Volgende stappen
- los probleem met JSON serializable op: SegmentedText is niet JSON serializable
- maak resty package nav recipe 11.5 uit Python Cookbook
- schrijf handler functies voor aservice REST calls, in de aservice package, op basis huidige functies
- instantieer een PathDispatcher
- registreer REST calls bij die bij de resty PathDispatcher
- start een simpele service

In [1]:
from segmentedtext import tservice

In [2]:
import lxml
from lxml import etree
import uuid

path = 'bosb002graa04_01.xml'

_last_page_begin_index = 0
_last_section_begin_index = -1
_last_chapter_begin_index = -1
_last_paragraph_begin_index = -1
_last_head_begin_index = -1

_last_page_end_index = -1
_last_section_end_index = -1
_last_chapter_end_index = -1
_last_paragraph_end_index = -1
_last_head_end_index = -1

_last_page_id = ""

all_textelements=tservice.SegmentedText()
all_annotations=[]

def get_file_sequence_for_container(text_container):
    return [path]

def get_root_tree_element(file):
    # use iterparse to traverse the xml hierarchy, depth first, post order
    return etree.iterparse(path, events=('start','end'))

# handle each of the elements in the hierarchy according to 'layer type'
def handle_element(action,e,text,annotations):  
    global _last_page_begin_index
    global _last_section_begin_index
    global _last_chapter_begin_index
    global _last_paragraph_begin_index
    global _last_head_begin_index

    global _last_page_end_index
    global _last_section_end_index
    global _last_chapter_end_index
    global _last_paragraph_end_index
    global _last_head_end_index
    
    global _last_page_id

    if action == 'start':
        # store last begin indexes
        if e.tag == 'p':
            _last_paragraph_begin_index = text.len()               
        elif e.tag == 'div' and e.get('type') == 'chapter':
            _last_chapter_begin_index = text.len()
        elif e.tag == 'div' and e.get('type') == 'section':
            _last_section_begin_index = text.len()
        elif e.tag == 'head':
            _last_head_begin_index = text.len()
    elif action == 'end':
        if e.tag == 'p': 
            # leaf text element, add to all_textelements, also include text after possible pb's
            for index, t in enumerate(e.itertext()):
                text.append(t.strip())
                if index > 0: # assume: caused by pb contained within p.
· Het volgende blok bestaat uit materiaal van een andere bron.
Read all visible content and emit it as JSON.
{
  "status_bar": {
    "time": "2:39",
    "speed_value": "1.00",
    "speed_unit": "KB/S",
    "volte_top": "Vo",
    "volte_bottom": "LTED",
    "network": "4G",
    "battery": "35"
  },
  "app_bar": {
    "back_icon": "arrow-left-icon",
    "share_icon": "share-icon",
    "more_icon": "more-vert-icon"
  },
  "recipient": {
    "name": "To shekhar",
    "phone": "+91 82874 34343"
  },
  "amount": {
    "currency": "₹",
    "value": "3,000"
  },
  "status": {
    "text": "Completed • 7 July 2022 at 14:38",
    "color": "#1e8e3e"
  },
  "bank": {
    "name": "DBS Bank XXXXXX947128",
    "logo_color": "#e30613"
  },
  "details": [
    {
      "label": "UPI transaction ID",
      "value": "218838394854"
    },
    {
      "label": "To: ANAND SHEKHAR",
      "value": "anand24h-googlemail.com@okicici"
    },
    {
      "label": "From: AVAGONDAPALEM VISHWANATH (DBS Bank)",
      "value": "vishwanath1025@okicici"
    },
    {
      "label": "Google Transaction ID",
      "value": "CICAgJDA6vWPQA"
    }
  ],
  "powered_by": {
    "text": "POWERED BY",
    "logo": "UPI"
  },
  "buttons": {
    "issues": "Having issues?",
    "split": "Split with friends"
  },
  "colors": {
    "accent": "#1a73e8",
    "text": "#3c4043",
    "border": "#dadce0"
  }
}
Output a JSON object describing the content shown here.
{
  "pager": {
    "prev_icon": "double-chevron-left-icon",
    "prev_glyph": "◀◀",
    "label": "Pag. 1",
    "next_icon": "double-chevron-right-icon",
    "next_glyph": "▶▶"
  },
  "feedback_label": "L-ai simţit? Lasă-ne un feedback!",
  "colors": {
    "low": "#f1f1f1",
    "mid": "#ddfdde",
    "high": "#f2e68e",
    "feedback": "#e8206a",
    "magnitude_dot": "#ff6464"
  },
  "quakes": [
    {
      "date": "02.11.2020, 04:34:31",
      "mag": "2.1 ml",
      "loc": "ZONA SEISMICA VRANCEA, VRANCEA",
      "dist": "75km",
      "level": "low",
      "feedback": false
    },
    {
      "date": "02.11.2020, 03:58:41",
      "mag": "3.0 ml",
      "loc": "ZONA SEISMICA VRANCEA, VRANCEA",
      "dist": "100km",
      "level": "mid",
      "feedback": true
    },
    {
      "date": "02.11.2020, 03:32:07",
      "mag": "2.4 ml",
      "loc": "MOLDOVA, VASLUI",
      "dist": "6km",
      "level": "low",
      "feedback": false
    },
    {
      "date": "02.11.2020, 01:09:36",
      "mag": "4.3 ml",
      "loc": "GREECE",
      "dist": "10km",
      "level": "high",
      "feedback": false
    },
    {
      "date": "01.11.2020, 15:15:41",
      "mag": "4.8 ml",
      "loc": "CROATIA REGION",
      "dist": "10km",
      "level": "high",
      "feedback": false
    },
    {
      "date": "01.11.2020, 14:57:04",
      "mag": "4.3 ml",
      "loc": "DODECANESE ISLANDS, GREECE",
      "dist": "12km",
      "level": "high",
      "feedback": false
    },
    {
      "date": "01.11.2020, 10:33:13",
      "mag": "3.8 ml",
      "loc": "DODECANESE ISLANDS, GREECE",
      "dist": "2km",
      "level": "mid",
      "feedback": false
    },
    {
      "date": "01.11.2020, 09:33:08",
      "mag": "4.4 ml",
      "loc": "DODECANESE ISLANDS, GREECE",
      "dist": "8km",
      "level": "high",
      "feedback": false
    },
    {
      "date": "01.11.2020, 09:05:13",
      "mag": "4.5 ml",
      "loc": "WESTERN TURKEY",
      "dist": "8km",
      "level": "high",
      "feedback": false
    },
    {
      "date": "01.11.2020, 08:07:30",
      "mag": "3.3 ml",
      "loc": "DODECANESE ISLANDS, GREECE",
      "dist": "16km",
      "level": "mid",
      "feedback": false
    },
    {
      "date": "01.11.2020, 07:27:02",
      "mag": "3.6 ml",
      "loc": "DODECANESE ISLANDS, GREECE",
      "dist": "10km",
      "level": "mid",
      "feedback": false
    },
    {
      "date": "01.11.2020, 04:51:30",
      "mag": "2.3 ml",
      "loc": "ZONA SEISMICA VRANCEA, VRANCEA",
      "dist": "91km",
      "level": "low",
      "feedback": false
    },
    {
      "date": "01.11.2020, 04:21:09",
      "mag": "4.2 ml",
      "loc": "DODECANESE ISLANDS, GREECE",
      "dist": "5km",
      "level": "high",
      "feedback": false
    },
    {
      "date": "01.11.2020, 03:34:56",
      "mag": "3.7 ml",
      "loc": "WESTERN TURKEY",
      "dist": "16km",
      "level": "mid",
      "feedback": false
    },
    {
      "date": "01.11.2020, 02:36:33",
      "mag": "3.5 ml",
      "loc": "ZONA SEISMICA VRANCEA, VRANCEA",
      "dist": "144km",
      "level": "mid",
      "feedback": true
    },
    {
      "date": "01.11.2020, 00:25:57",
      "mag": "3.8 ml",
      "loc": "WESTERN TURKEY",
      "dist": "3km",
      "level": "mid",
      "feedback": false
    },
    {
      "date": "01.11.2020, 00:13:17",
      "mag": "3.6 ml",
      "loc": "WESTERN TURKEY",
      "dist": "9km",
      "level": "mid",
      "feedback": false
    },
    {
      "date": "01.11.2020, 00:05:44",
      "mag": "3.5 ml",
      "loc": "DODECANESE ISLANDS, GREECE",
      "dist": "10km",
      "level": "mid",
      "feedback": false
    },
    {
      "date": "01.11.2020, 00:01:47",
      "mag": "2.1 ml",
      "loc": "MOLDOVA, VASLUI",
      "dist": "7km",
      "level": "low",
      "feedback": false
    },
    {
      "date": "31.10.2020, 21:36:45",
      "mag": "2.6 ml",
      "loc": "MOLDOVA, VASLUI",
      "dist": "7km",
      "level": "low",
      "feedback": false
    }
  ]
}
Update page end.
                    _last_page_end_index = text.len()-1
            
            _last_paragraph_end_index = text.len()-1

            if _last_paragraph_begin_index <= _last_paragraph_end_index:
                annotations.append({'label':'paragraph','begin_anchor': text._anchors[_last_paragraph_begin_index],\
                            'end_anchor':text._anchors[_last_paragraph_end_index],'id': 'annot_'+str(uuid.uuid4())})
        elif e.tag == 'head':
            # leaf text element, add to all_textelements
            text.append(e.text)
            
            _last_head_end_index = text.len()-1
            annotations.append({'label':'head','begin_anchor': text._anchors[_last_head_begin_index],\
                            'end_anchor':text._anchors[_last_head_end_index],'id': 'annot_'+str(uuid.uuid4())}) 
        elif e.tag == 'div' and e.get('type') == 'chapter':
            _last_chapter_end_index = text.len()-1
            annotations.append({'label':'chapter','begin_anchor': text._anchors[_last_chapter_begin_index],\
                            'end_anchor':text._anchors[_last_chapter_end_index],'id': 'annot_'+str(uuid.uuid4())})            
        elif e.tag == 'div' and e.get('type') == 'section':
            _last_section_end_index = text.len()-1
            annotations.append({'label':'section','begin_anchor': text._anchors[_last_section_begin_index],\
                            'end_anchor':text._anchors[_last_section_end_index],'id': 'annot_'+str(uuid.uuid4())})               
        elif e.tag == 'pb':
            # first store the 'previous' page, then store begin and end of currently closed page
            annotations.append({'label':'page','begin_anchor': text._anchors[_last_page_begin_index],\
                            'end_anchor':text._anchors[_last_page_end_index],'id': _last_page_id}) 
            _last_page_begin_index = _last_page_end_index
            _last_page_end_index = text.len()-1 
            _last_page_id = f"page-{e.get('n')}"
            
    return        

def traverse(node,node_label,text,annotations):
    for action, elem in node:
        handle_element(action,elem,text,annotations)  
    return
    
# Process per file, properly concatenate results, maintaining proper referencing the baseline text elements
for f_name in get_file_sequence_for_container('just one tei document'):
    text_segments = tservice.SegmentedText()
    annotation_array = []
            
    source_data = get_root_tree_element(f_name)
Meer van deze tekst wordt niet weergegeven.